Rekomendowane odpowiedzi

Znieruchomiały człowiek patrzył pustym wzrokiem. Uginał się w kolanach, rzekłbyś pijak.
Trząsł się przy tym cały, rzekłbyś w konwulsjach.
Nie był pijany. Nie trzęsła nim febra. Człowiek się bał. Zwyczajnym, prostym strachem prostych ludzi. Strachem który dusi w gardle, przewraca żołądek, paraliżuje kończyny, oślepia i niszczy.
Odwiecznym zwyczajem, strach motywował również. Dawał siłę rzadko spotykaną w dzisiejszych czasach.
Człowiek był zmotywowany.
Patrzył pustym wzrokiem na światełka tańczące po niewielkich wybrzuszeniach płynącej w dole ciemnej wody.
Miasto żyło.
I jak wszystko co żyło, potrafiło również paskudzić. Zapach bijący z dołu, zdawałoby się, potwierdzał tę tezę.
Cień przeleciał nad jego głową.
Człowiek w końcu wstał. Zachwiał się. Na tej wysokości było dość wietrznie.
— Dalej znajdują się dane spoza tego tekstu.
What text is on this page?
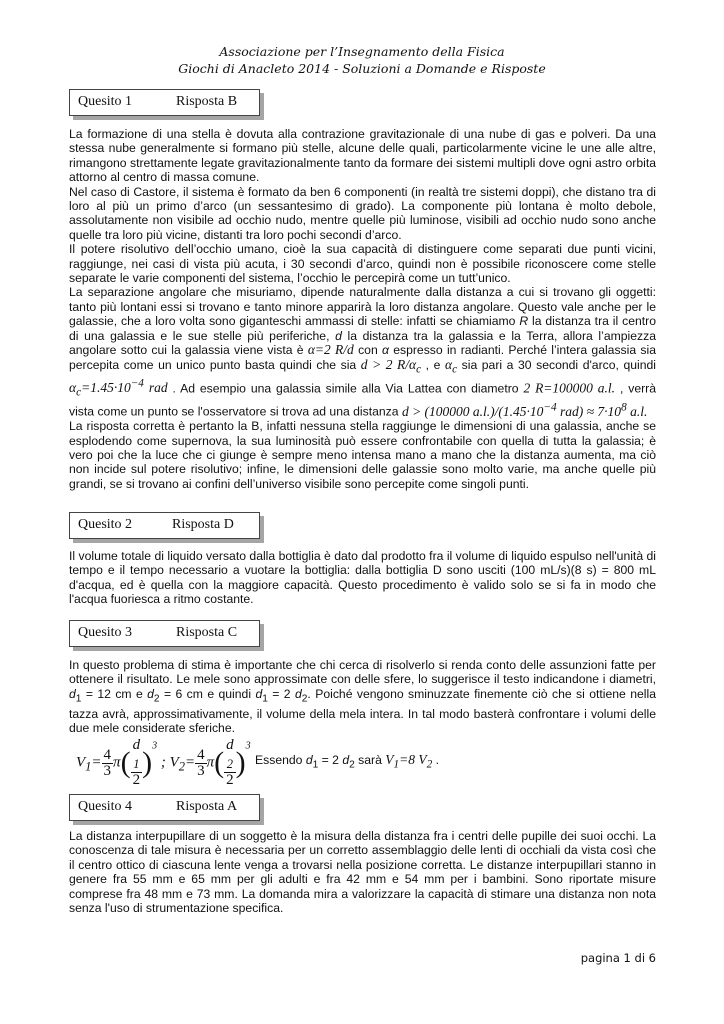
Associazione per l’Insegnamento della Fisica
Giochi di Anacleto 2014 - Soluzioni a Domande e Risposte
Quesito 1	Risposta B

La formazione di una stella è dovuta alla contrazione gravitazionale di una nube di gas e polveri. Da una stessa nube generalmente si formano più stelle, alcune delle quali, particolarmente vicine le une alle altre, rimangono strettamente legate gravitazionalmente tanto da formare dei sistemi multipli dove ogni astro orbita attorno al centro di massa comune.

Nel caso di Castore, il sistema è formato da ben 6 componenti (in realtà tre sistemi doppi), che distano tra di loro al più un primo d’arco (un sessantesimo di grado). La componente più lontana è molto debole, assolutamente non visibile ad occhio nudo, mentre quelle più luminose, visibili ad occhio nudo sono anche quelle tra loro più vicine, distanti tra loro pochi secondi d’arco.

Il potere risolutivo dell’occhio umano, cioè la sua capacità di distinguere come separati due punti vicini, raggiunge, nei casi di vista più acuta, i 30 secondi d’arco, quindi non è possibile riconoscere come stelle separate le varie componenti del sistema, l’occhio le percepirà come un tutt’unico.

La separazione angolare che misuriamo, dipende naturalmente dalla distanza a cui si trovano gli oggetti: tanto più lontani essi si trovano e tanto minore apparirà la loro distanza angolare. Questo vale anche per le galassie, che a loro volta sono giganteschi ammassi di stelle: infatti se chiamiamo R la distanza tra il centro di una galassia e le sue stelle più periferiche, d la distanza tra la galassia e la Terra, allora l’ampiezza angolare sotto cui la galassia viene vista è α=2 R/d con α espresso in radianti. Perché l’intera galassia sia percepita come un unico punto basta quindi che sia d > 2 $R/\alpha_c$ , e $\alpha_c$ sia pari a 30 secondi d'arco, quindi $\alpha_c=1.45\cdot 10^{-4}$ rad . Ad esempio una galassia simile alla Via Lattea con diametro 2 R=100000 a.l. , verrà vista come un punto se l'osservatore si trova ad una distanza d > (100000 $a.l.)/(1.45\cdot 10^{-4}$ $rad) \approx 7\cdot 10^8$ a.l.

La risposta corretta è pertanto la B, infatti nessuna stella raggiunge le dimensioni di una galassia, anche se esplodendo come supernova, la sua luminosità può essere confrontabile con quella di tutta la galassia; è vero poi che la luce che ci giunge è sempre meno intensa mano a mano che la distanza aumenta, ma ciò non incide sul potere risolutivo; infine, le dimensioni delle galassie sono molto varie, ma anche quelle più grandi, se si trovano ai confini dell’universo visibile sono percepite come singoli punti.

Quesito 2	Risposta D

Il volume totale di liquido versato dalla bottiglia è dato dal prodotto fra il volume di liquido espulso nell'unità di tempo e il tempo necessario a vuotare la bottiglia: dalla bottiglia D sono usciti (100 mL/s)(8 s) = 800 mL d'acqua, ed è quella con la maggiore capacità. Questo procedimento è valido solo se si fa in modo che l'acqua fuoriesca a ritmo costante.

Quesito 3	Risposta C

In questo problema di stima è importante che chi cerca di risolverlo si renda conto delle assunzioni fatte per ottenere il risultato. Le mele sono approssimate con delle sfere, lo suggerisce il testo indicandone i diametri, $d_1 = 12$ cm e $d_2 = 6$ cm e quindi $d_1 = 2$ $d_2$. Poiché vengono sminuzzate finemente ciò che si ottiene nella tazza avrà, approssimativamente, il volume della mela intera. In tal modo basterà confrontare i volumi delle due mele considerate sferiche.

$V_1= \frac{4}{3} \pi$( d
$_1$
2 )$^3$ ; $V_2= \frac{4}{3} \pi$( d
$_2$
2 )$^3$
Essendo $d_1 = 2$ $d_2$ sarà $V_1=8$ $V_2$ .
Quesito 4	Risposta A

La distanza interpupillare di un soggetto è la misura della distanza fra i centri delle pupille dei suoi occhi. La conoscenza di tale misura è necessaria per un corretto assemblaggio delle lenti di occhiali da vista così che il centro ottico di ciascuna lente venga a trovarsi nella posizione corretta. Le distanze interpupillari stanno in genere fra 55 mm e 65 mm per gli adulti e fra 42 mm e 54 mm per i bambini. Sono riportate misure comprese fra 48 mm e 73 mm. La domanda mira a valorizzare la capacità di stimare una distanza non nota senza l'uso di strumentazione specifica.

pagina 1 di 6
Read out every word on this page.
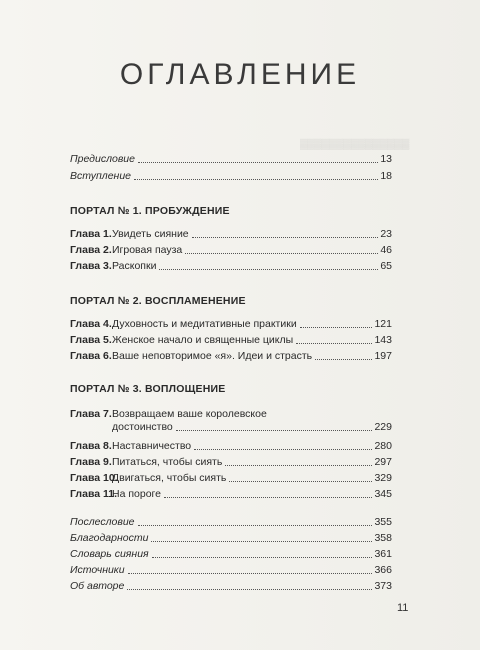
▓▓▓▓▓▓▓▓▓▓▓▓▓▓▓
ОГЛАВЛЕНИЕ
Предисловие	13
Вступление	18
ПОРТАЛ № 1. ПРОБУЖДЕНИЕ
Глава 1.Увидеть сияние	23
Глава 2.Игровая пауза	46
Глава 3.Раскопки	65
ПОРТАЛ № 2. ВОСПЛАМЕНЕНИЕ
Глава 4.Духовность и медитативные практики	121
Глава 5.Женское начало и священные циклы	143
Глава 6.Ваше неповторимое «я». Идеи и страсть	197
ПОРТАЛ № 3. ВОПЛОЩЕНИЕ
Глава 7.Возвращаем ваше королевское
достоинство	229
Глава 8.Наставничество	280
Глава 9.Питаться, чтобы сиять	297
Глава 10.Двигаться, чтобы сиять	329
Глава 11.На пороге	345
Послесловие	355
Благодарности	358
Словарь сияния	361
Источники	366
Об авторе	373
11
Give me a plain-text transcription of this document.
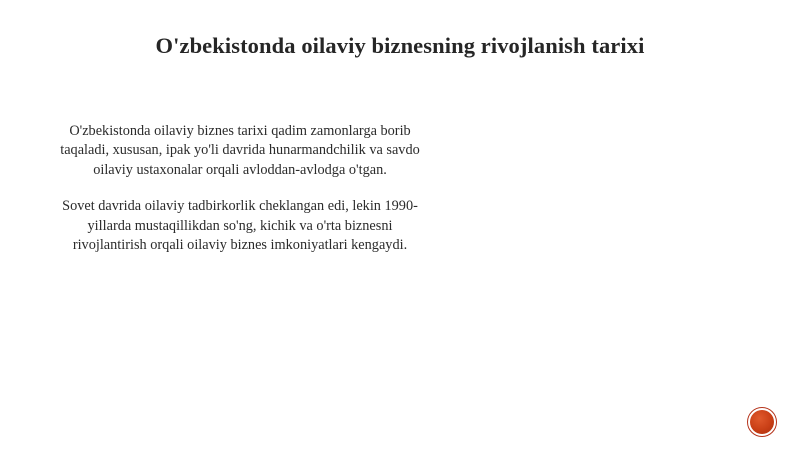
O'zbekistonda oilaviy biznesning rivojlanish tarixi

O'zbekistonda oilaviy biznes tarixi qadim zamonlarga borib taqaladi, xususan, ipak yo'li davrida hunarmandchilik va savdo oilaviy ustaxonalar orqali avloddan-avlodga o'tgan.

Sovet davrida oilaviy tadbirkorlik cheklangan edi, lekin 1990-yillarda mustaqillikdan so'ng, kichik va o'rta biznesni rivojlantirish orqali oilaviy biznes imkoniyatlari kengaydi.
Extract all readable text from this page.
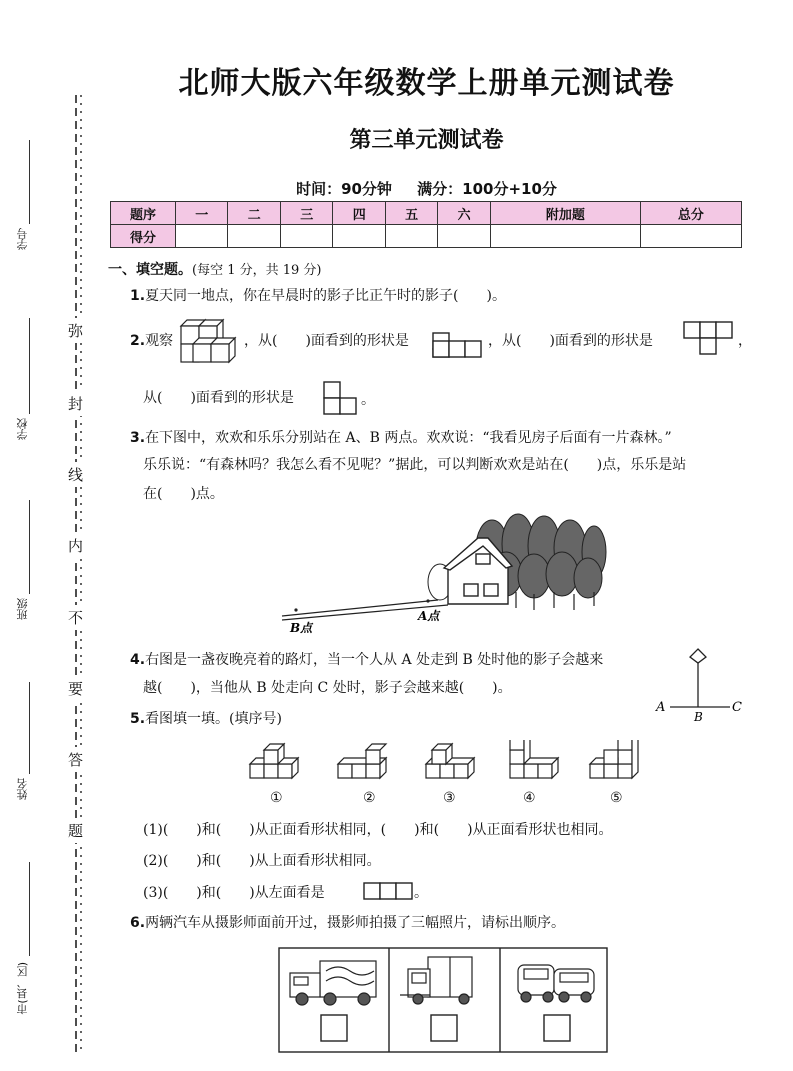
弥
封
线
内
不
要
答
题
学号
学校
班级
姓名
市(县、区)
北师大版六年级数学上册单元测试卷
第三单元测试卷
时间：90分钟 满分：100分+10分
题序	一	二	三	四	五	六	附加题	总分
得分								
一、填空题。(每空 1 分，共 19 分)
1.夏天同一地点，你在早晨时的影子比正午时的影子(　　)。
2.观察	，从(　　)面看到的形状是	，从(　　)面看到的形状是	，
从(　　)面看到的形状是	。
3.在下图中，欢欢和乐乐分别站在 A、B 两点。欢欢说：“我看见房子后面有一片森林。”
乐乐说：“有森林吗？我怎么看不见呢？”据此，可以判断欢欢是站在(　　)点，乐乐是站
在(　　)点。
B点
A点
4.右图是一盏夜晚亮着的路灯，当一个人从 A 处走到 B 处时他的影子会越来
越(　　)，当他从 B 处走向 C 处时，影子会越来越(　　)。
A
B
C
5.看图填一填。(填序号)
①	②	③	④	⑤
(1)(　　)和(　　)从正面看形状相同，(　　)和(　　)从正面看形状也相同。
(2)(　　)和(　　)从上面看形状相同。
(3)(　　)和(　　)从左面看是	。
6.两辆汽车从摄影师面前开过，摄影师拍摄了三幅照片，请标出顺序。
Przytrzymał się stalowej konstrukcji, jednej z misternie wplecionych w całość, mozaiki stalowych rur.
Dzieło wielkiej myśli, wielkiej odwagi, wielkiej dominacji.
Człowiek poprawił koloratkę. Wyciągnął z kieszeni krucyfiks. Długo się wpatrywał w Jego oczy. Oczy pełne boleści. W Jego ręce i nogi, każdym muskułem oznajmiające światu najwyższe cierpienie. Popatrzył i splunął.
Z olbrzymią złością cisnął krucyfiks w ciemną, śmierdzącą wodę.
Przymknął oczy i zaufał dłoni.
Niewidzialnej.
Tajemniczej.
Którą czuł, odkąd zrozumiał.
Poddał się jej naporowi.
Sutanna zatrzepotała na wietrze, niby skrzydła nietoperza.

Odnośnik do komentarza
Udostępnij na innych stronach

Jeśli chcesz dodać odpowiedź, zaloguj się lub zarejestruj nowe konto

Jedynie zarejestrowani użytkownicy mogą komentować zawartość tej strony.

Zarejestruj nowe konto

Załóż nowe konto. To bardzo proste!

Zarejestruj się

Zaloguj się

Posiadasz już konto? Zaloguj się poniżej.

Zaloguj się


×
×
  • Dodaj nową pozycję...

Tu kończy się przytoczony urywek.